La France n’a pas accueilli d’Exposition universelle depuis 1937. Le projet d’Exposition internationale en Seine-Saint-Denis prévue en 2004 a finalement été annulé. Aujourd’hui, Paris est candidate pour une autre manifestation d’envergure, les Jeux olympiques. Soutenez-vous la candidature de Paris pour 2012 ?
Bien sûr. Il se trouve que j’habite Paris et j’y suis tout à fait favorable. Il y a des parallèles entre les Expositions universelles et les Jeux olympiques. D’abord, certaines Expositions universelles ont accueilli, à l’origine, des compétitions sportives. Ensuite, dans le processus de sélection des pays organisateurs, les missions d’enquête sont assez comparables, même si le Bureau international des expositions est un organisme de droit public, et ses membres, des fonctionnaires payés par chaque État.
Quelle exposition vous a marqué récemment ?
Celle de Raymond Depardon à la Fondation Cartier, à Paris.
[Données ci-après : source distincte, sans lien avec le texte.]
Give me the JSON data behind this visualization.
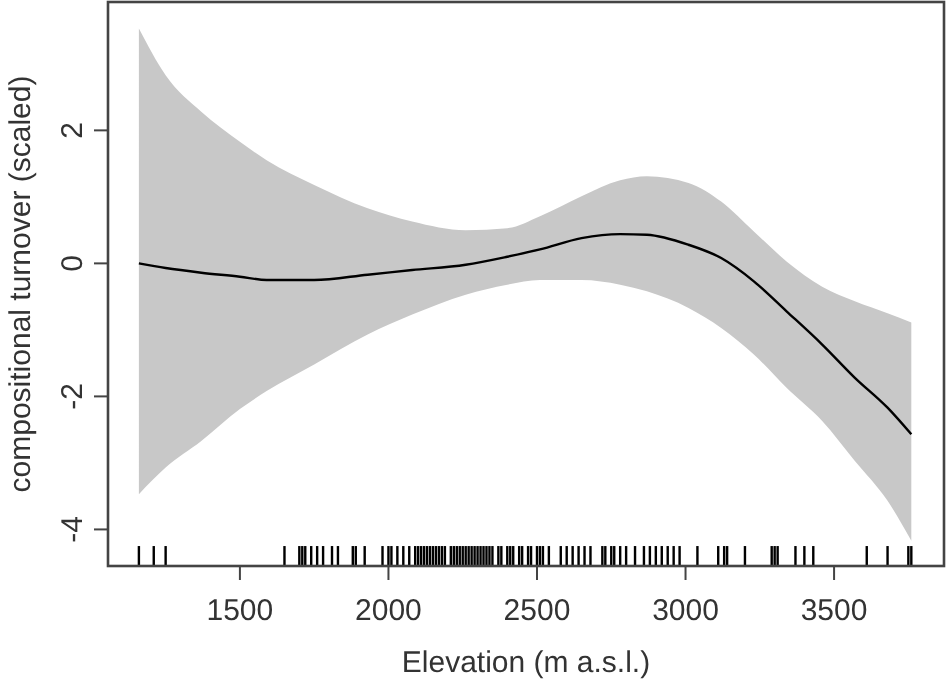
{
  "chart_data": {
    "type": "line",
    "xlabel": "Elevation (m a.s.l.)",
    "ylabel": "compositional turnover (scaled)",
    "xlim": [
      1056,
      3870
    ],
    "ylim": [
      -4.55,
      3.93
    ],
    "xticks": [
      1500,
      2000,
      2500,
      3000,
      3500
    ],
    "yticks": [
      -4,
      -2,
      0,
      2
    ],
    "grid": false,
    "series": [
      {
        "color": "#000000",
        "x": [
          1160,
          1250,
          1370,
          1500,
          1590,
          1750,
          1930,
          2080,
          2260,
          2400,
          2510,
          2650,
          2780,
          2870,
          3010,
          3120,
          3230,
          3340,
          3460,
          3570,
          3680,
          3760
        ],
        "values": [
          0.0,
          -0.07,
          -0.14,
          -0.2,
          -0.25,
          -0.25,
          -0.17,
          -0.1,
          -0.02,
          0.1,
          0.21,
          0.38,
          0.44,
          0.43,
          0.28,
          0.08,
          -0.27,
          -0.72,
          -1.22,
          -1.72,
          -2.17,
          -2.57
        ],
        "lower": [
          -3.47,
          -3.07,
          -2.67,
          -2.19,
          -1.92,
          -1.52,
          -1.07,
          -0.77,
          -0.47,
          -0.32,
          -0.25,
          -0.25,
          -0.32,
          -0.42,
          -0.67,
          -0.97,
          -1.37,
          -1.87,
          -2.37,
          -2.97,
          -3.57,
          -4.17
        ],
        "upper": [
          3.53,
          2.83,
          2.28,
          1.83,
          1.55,
          1.18,
          0.83,
          0.63,
          0.5,
          0.53,
          0.71,
          1.01,
          1.25,
          1.31,
          1.21,
          0.93,
          0.48,
          0.03,
          -0.35,
          -0.57,
          -0.75,
          -0.89
        ]
      },
      {
        "type": "bar",
        "color": "#000000",
        "x": [
          1160,
          1210,
          1250,
          1650,
          1700,
          1710,
          1720,
          1740,
          1760,
          1780,
          1810,
          1830,
          1880,
          1890,
          1920,
          1980,
          2000,
          2010,
          2030,
          2050,
          2070,
          2090,
          2100,
          2110,
          2120,
          2130,
          2140,
          2150,
          2160,
          2170,
          2180,
          2190,
          2210,
          2220,
          2230,
          2240,
          2250,
          2260,
          2270,
          2280,
          2290,
          2300,
          2310,
          2320,
          2330,
          2340,
          2350,
          2370,
          2380,
          2400,
          2410,
          2420,
          2440,
          2450,
          2470,
          2480,
          2500,
          2510,
          2520,
          2540,
          2580,
          2600,
          2620,
          2640,
          2660,
          2680,
          2720,
          2730,
          2750,
          2760,
          2780,
          2800,
          2830,
          2860,
          2880,
          2900,
          2920,
          2940,
          2960,
          2980,
          3040,
          3110,
          3130,
          3140,
          3200,
          3290,
          3300,
          3310,
          3370,
          3400,
          3430,
          3610,
          3680,
          3750,
          3760
        ],
        "base": [
          -4.55,
          -4.55,
          -4.55,
          -4.55,
          -4.55,
          -4.55,
          -4.55,
          -4.55,
          -4.55,
          -4.55,
          -4.55,
          -4.55,
          -4.55,
          -4.55,
          -4.55,
          -4.55,
          -4.55,
          -4.55,
          -4.55,
          -4.55,
          -4.55,
          -4.55,
          -4.55,
          -4.55,
          -4.55,
          -4.55,
          -4.55,
          -4.55,
          -4.55,
          -4.55,
          -4.55,
          -4.55,
          -4.55,
          -4.55,
          -4.55,
          -4.55,
          -4.55,
          -4.55,
          -4.55,
          -4.55,
          -4.55,
          -4.55,
          -4.55,
          -4.55,
          -4.55,
          -4.55,
          -4.55,
          -4.55,
          -4.55,
          -4.55,
          -4.55,
          -4.55,
          -4.55,
          -4.55,
          -4.55,
          -4.55,
          -4.55,
          -4.55,
          -4.55,
          -4.55,
          -4.55,
          -4.55,
          -4.55,
          -4.55,
          -4.55,
          -4.55,
          -4.55,
          -4.55,
          -4.55,
          -4.55,
          -4.55,
          -4.55,
          -4.55,
          -4.55,
          -4.55,
          -4.55,
          -4.55,
          -4.55,
          -4.55,
          -4.55,
          -4.55,
          -4.55,
          -4.55,
          -4.55,
          -4.55,
          -4.55,
          -4.55,
          -4.55,
          -4.55,
          -4.55,
          -4.55,
          -4.55,
          -4.55,
          -4.55,
          -4.55
        ],
        "values": [
          0.3,
          0.3,
          0.3,
          0.3,
          0.3,
          0.3,
          0.3,
          0.3,
          0.3,
          0.3,
          0.3,
          0.3,
          0.3,
          0.3,
          0.3,
          0.3,
          0.3,
          0.3,
          0.3,
          0.3,
          0.3,
          0.3,
          0.3,
          0.3,
          0.3,
          0.3,
          0.3,
          0.3,
          0.3,
          0.3,
          0.3,
          0.3,
          0.3,
          0.3,
          0.3,
          0.3,
          0.3,
          0.3,
          0.3,
          0.3,
          0.3,
          0.3,
          0.3,
          0.3,
          0.3,
          0.3,
          0.3,
          0.3,
          0.3,
          0.3,
          0.3,
          0.3,
          0.3,
          0.3,
          0.3,
          0.3,
          0.3,
          0.3,
          0.3,
          0.3,
          0.3,
          0.3,
          0.3,
          0.3,
          0.3,
          0.3,
          0.3,
          0.3,
          0.3,
          0.3,
          0.3,
          0.3,
          0.3,
          0.3,
          0.3,
          0.3,
          0.3,
          0.3,
          0.3,
          0.3,
          0.3,
          0.3,
          0.3,
          0.3,
          0.3,
          0.3,
          0.3,
          0.3,
          0.3,
          0.3,
          0.3,
          0.3,
          0.3,
          0.3,
          0.3
        ]
      }
    ]
  }
}
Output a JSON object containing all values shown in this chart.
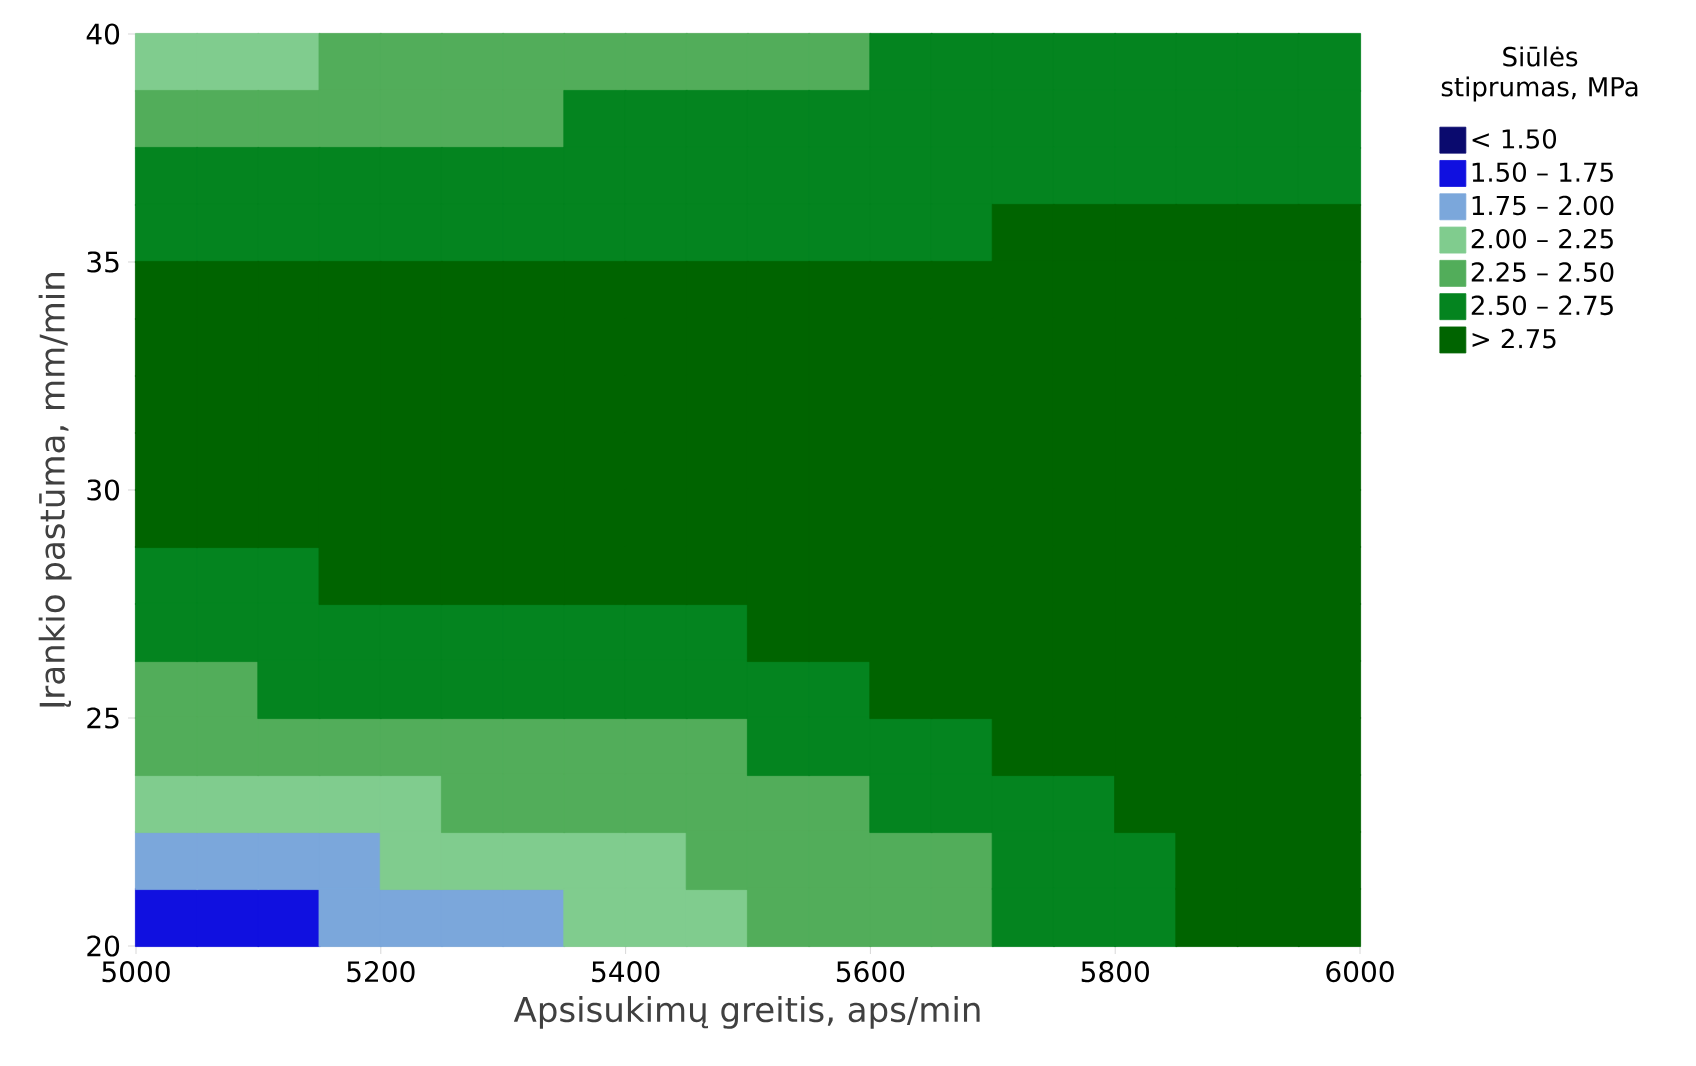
{
  "chart_data": {
    "type": "scatter",
    "xlabel": "Apsisukimų greitis, aps/min",
    "ylabel": "Įrankio pastūma, mm/min",
    "legend_title": "Siūlės stiprumas, MPa",
    "xlim": [
      5000,
      6000
    ],
    "xticks": [
      5000,
      5200,
      5400,
      5600,
      5800,
      6000
    ],
    "ylim": [
      20,
      40
    ],
    "yticks": [
      20,
      25,
      30,
      35,
      40
    ],
    "marker": "square",
    "legend": "right",
    "series": [
      {
        "name": "<  1.50",
        "color": "#0a0a6e"
      },
      {
        "name": "1.50  –  1.75",
        "color": "#1010e0",
        "x": [
          5025,
          5075,
          5125
        ],
        "values": [
          20.625,
          20.625,
          20.625
        ]
      },
      {
        "name": "1.75  –  2.00",
        "color": "#7ba7db",
        "x": [
          5025,
          5075,
          5125,
          5175,
          5175,
          5225,
          5275,
          5325
        ],
        "values": [
          21.875,
          21.875,
          21.875,
          21.875,
          20.625,
          20.625,
          20.625,
          20.625
        ]
      },
      {
        "name": "2.00  –  2.25",
        "color": "#80cc8e",
        "x": [
          5025,
          5075,
          5125,
          5025,
          5075,
          5125,
          5175,
          5225,
          5225,
          5275,
          5325,
          5375,
          5425,
          5375,
          5425,
          5475
        ],
        "values": [
          39.375,
          39.375,
          39.375,
          23.125,
          23.125,
          23.125,
          23.125,
          23.125,
          21.875,
          21.875,
          21.875,
          21.875,
          21.875,
          20.625,
          20.625,
          20.625
        ]
      },
      {
        "name": "2.25  –  2.50",
        "color": "#52ad5a",
        "x": [
          5175,
          5225,
          5275,
          5325,
          5375,
          5425,
          5475,
          5525,
          5575,
          5025,
          5075,
          5125,
          5175,
          5225,
          5275,
          5325,
          5025,
          5075,
          5025,
          5075,
          5125,
          5175,
          5225,
          5275,
          5325,
          5375,
          5425,
          5475,
          5275,
          5325,
          5375,
          5425,
          5475,
          5525,
          5575,
          5475,
          5525,
          5575,
          5625,
          5675,
          5525,
          5575,
          5625,
          5675
        ],
        "values": [
          39.375,
          39.375,
          39.375,
          39.375,
          39.375,
          39.375,
          39.375,
          39.375,
          39.375,
          38.125,
          38.125,
          38.125,
          38.125,
          38.125,
          38.125,
          38.125,
          25.625,
          25.625,
          24.375,
          24.375,
          24.375,
          24.375,
          24.375,
          24.375,
          24.375,
          24.375,
          24.375,
          24.375,
          23.125,
          23.125,
          23.125,
          23.125,
          23.125,
          23.125,
          23.125,
          21.875,
          21.875,
          21.875,
          21.875,
          21.875,
          20.625,
          20.625,
          20.625,
          20.625
        ]
      },
      {
        "name": "2.50  –  2.75",
        "color": "#04841f",
        "x": [
          5625,
          5675,
          5725,
          5775,
          5825,
          5875,
          5925,
          5975,
          5375,
          5425,
          5475,
          5525,
          5575,
          5625,
          5675,
          5725,
          5775,
          5825,
          5875,
          5925,
          5975,
          5025,
          5075,
          5125,
          5175,
          5225,
          5275,
          5325,
          5375,
          5425,
          5475,
          5525,
          5575,
          5625,
          5675,
          5725,
          5775,
          5825,
          5875,
          5925,
          5975,
          5025,
          5075,
          5125,
          5175,
          5225,
          5275,
          5325,
          5375,
          5425,
          5475,
          5525,
          5575,
          5625,
          5675,
          5025,
          5075,
          5125,
          5025,
          5075,
          5125,
          5175,
          5225,
          5275,
          5325,
          5375,
          5425,
          5475,
          5125,
          5175,
          5225,
          5275,
          5325,
          5375,
          5425,
          5475,
          5525,
          5575,
          5525,
          5575,
          5625,
          5675,
          5625,
          5675,
          5725,
          5775,
          5725,
          5775,
          5825,
          5725,
          5775,
          5825
        ],
        "values": [
          39.375,
          39.375,
          39.375,
          39.375,
          39.375,
          39.375,
          39.375,
          39.375,
          38.125,
          38.125,
          38.125,
          38.125,
          38.125,
          38.125,
          38.125,
          38.125,
          38.125,
          38.125,
          38.125,
          38.125,
          38.125,
          36.875,
          36.875,
          36.875,
          36.875,
          36.875,
          36.875,
          36.875,
          36.875,
          36.875,
          36.875,
          36.875,
          36.875,
          36.875,
          36.875,
          36.875,
          36.875,
          36.875,
          36.875,
          36.875,
          36.875,
          35.625,
          35.625,
          35.625,
          35.625,
          35.625,
          35.625,
          35.625,
          35.625,
          35.625,
          35.625,
          35.625,
          35.625,
          35.625,
          35.625,
          28.125,
          28.125,
          28.125,
          26.875,
          26.875,
          26.875,
          26.875,
          26.875,
          26.875,
          26.875,
          26.875,
          26.875,
          26.875,
          25.625,
          25.625,
          25.625,
          25.625,
          25.625,
          25.625,
          25.625,
          25.625,
          25.625,
          25.625,
          24.375,
          24.375,
          24.375,
          24.375,
          23.125,
          23.125,
          23.125,
          23.125,
          21.875,
          21.875,
          21.875,
          20.625,
          20.625,
          20.625
        ]
      },
      {
        "name": ">  2.75",
        "color": "#006400",
        "x": [
          5725,
          5775,
          5825,
          5875,
          5925,
          5975,
          5025,
          5075,
          5125,
          5175,
          5225,
          5275,
          5325,
          5375,
          5425,
          5475,
          5525,
          5575,
          5625,
          5675,
          5725,
          5775,
          5825,
          5875,
          5925,
          5975,
          5025,
          5075,
          5125,
          5175,
          5225,
          5275,
          5325,
          5375,
          5425,
          5475,
          5525,
          5575,
          5625,
          5675,
          5725,
          5775,
          5825,
          5875,
          5925,
          5975,
          5025,
          5075,
          5125,
          5175,
          5225,
          5275,
          5325,
          5375,
          5425,
          5475,
          5525,
          5575,
          5625,
          5675,
          5725,
          5775,
          5825,
          5875,
          5925,
          5975,
          5025,
          5075,
          5125,
          5175,
          5225,
          5275,
          5325,
          5375,
          5425,
          5475,
          5525,
          5575,
          5625,
          5675,
          5725,
          5775,
          5825,
          5875,
          5925,
          5975,
          5025,
          5075,
          5125,
          5175,
          5225,
          5275,
          5325,
          5375,
          5425,
          5475,
          5525,
          5575,
          5625,
          5675,
          5725,
          5775,
          5825,
          5875,
          5925,
          5975,
          5175,
          5225,
          5275,
          5325,
          5375,
          5425,
          5475,
          5525,
          5575,
          5625,
          5675,
          5725,
          5775,
          5825,
          5875,
          5925,
          5975,
          5525,
          5575,
          5625,
          5675,
          5725,
          5775,
          5825,
          5875,
          5925,
          5975,
          5625,
          5675,
          5725,
          5775,
          5825,
          5875,
          5925,
          5975,
          5725,
          5775,
          5825,
          5875,
          5925,
          5975,
          5825,
          5875,
          5925,
          5975,
          5875,
          5925,
          5975,
          5875,
          5925,
          5975
        ],
        "values": [
          35.625,
          35.625,
          35.625,
          35.625,
          35.625,
          35.625,
          34.375,
          34.375,
          34.375,
          34.375,
          34.375,
          34.375,
          34.375,
          34.375,
          34.375,
          34.375,
          34.375,
          34.375,
          34.375,
          34.375,
          34.375,
          34.375,
          34.375,
          34.375,
          34.375,
          34.375,
          33.125,
          33.125,
          33.125,
          33.125,
          33.125,
          33.125,
          33.125,
          33.125,
          33.125,
          33.125,
          33.125,
          33.125,
          33.125,
          33.125,
          33.125,
          33.125,
          33.125,
          33.125,
          33.125,
          33.125,
          31.875,
          31.875,
          31.875,
          31.875,
          31.875,
          31.875,
          31.875,
          31.875,
          31.875,
          31.875,
          31.875,
          31.875,
          31.875,
          31.875,
          31.875,
          31.875,
          31.875,
          31.875,
          31.875,
          31.875,
          30.625,
          30.625,
          30.625,
          30.625,
          30.625,
          30.625,
          30.625,
          30.625,
          30.625,
          30.625,
          30.625,
          30.625,
          30.625,
          30.625,
          30.625,
          30.625,
          30.625,
          30.625,
          30.625,
          30.625,
          29.375,
          29.375,
          29.375,
          29.375,
          29.375,
          29.375,
          29.375,
          29.375,
          29.375,
          29.375,
          29.375,
          29.375,
          29.375,
          29.375,
          29.375,
          29.375,
          29.375,
          29.375,
          29.375,
          29.375,
          28.125,
          28.125,
          28.125,
          28.125,
          28.125,
          28.125,
          28.125,
          28.125,
          28.125,
          28.125,
          28.125,
          28.125,
          28.125,
          28.125,
          28.125,
          28.125,
          28.125,
          26.875,
          26.875,
          26.875,
          26.875,
          26.875,
          26.875,
          26.875,
          26.875,
          26.875,
          26.875,
          25.625,
          25.625,
          25.625,
          25.625,
          25.625,
          25.625,
          25.625,
          25.625,
          24.375,
          24.375,
          24.375,
          24.375,
          24.375,
          24.375,
          23.125,
          23.125,
          23.125,
          23.125,
          21.875,
          21.875,
          21.875,
          20.625,
          20.625,
          20.625
        ]
      }
    ]
  }
}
Son exposition, très belle, parlait de deux villes qui en ce moment m’intéressent beaucoup, Tokyo et Shanghaï. Il y a une troisième ville que je connais un peu, Addis-Abeba [capitale de l’Éthiopie]. Depardon a posé sa caméra à la sortie de la gare, sur une passerelle piétonne surélevée. D’un côté, il filme les gens qui montent, et de l’autre, les gens sur la passerelle. La curiosité du passant devant la caméra est très différente selon les villes. Les gens à Tokyo sont totalement indifférents. À Shanghaï, Depardon montre des touristes chinois, des gens qui découvrent une partie de leur pays. Tout est dit dans ces images. Le Japon accueille l’Exposition universelle d’aujourd’hui et Shanghaï accueillera l’Exposition universelle de 2010. Cette exposition de Raymond Depardon a été pour moi un très grand moment d’émotion.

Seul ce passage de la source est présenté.